Before
Pinhole Camera Photograhy
Summer of 2015. I decide I want to be fourteen years old again; that magic age where I explored the neighborhood woods, played baseball with my friends and made things with my hands. I want to go back to a time filled tree houses, go-carts, sulfur-burning science experiments, and black and white photographic prints created in my basement darkroom.
I began my journey by making a pinhole camera. Next, I decided to photograph the places in my current neighborhood where my fourteen-year-old self might have spent his summer in the early 70’s: the outdoor basketball courts, the baseball field, the railway tracks. I had expected the pinhole images to be upbeat and filled with the joy of boyhood, but surprisingly, they were filled with a sense of loss and abandonment. Images of those empty basketball courts, baseball fields and railway tracks were anxiety-provoking and disturbing. I was very familiar with this feeling from previous projects, but I had hoped that this one would be different. Was this anxiety always going to surface when I embarked on a new project that was based on my memories? What were the alternatives? Stop this photographic self-exploration? Photograph landscapes instead?

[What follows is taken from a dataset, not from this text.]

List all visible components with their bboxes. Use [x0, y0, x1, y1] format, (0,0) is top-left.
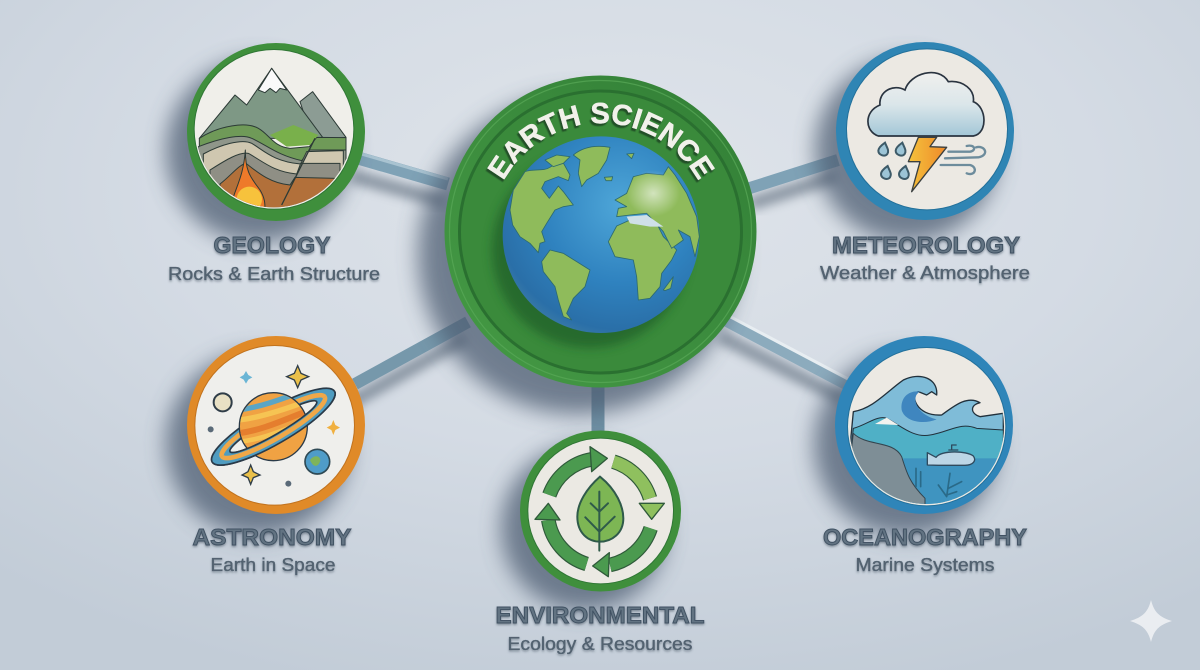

As I thought about this, I realized a sense of isolation and separateness had long been a part of my life. The feelings had lessened over the years as the result of personal introspection and various therapeutic processes, but here it was again in full force as I photographed images related to my early adolescence. Was there ever a time I didn’t feel this way?
Well…yes. Before. Before my father’s bipolar disease began. Before my world fell apart. Before age 7.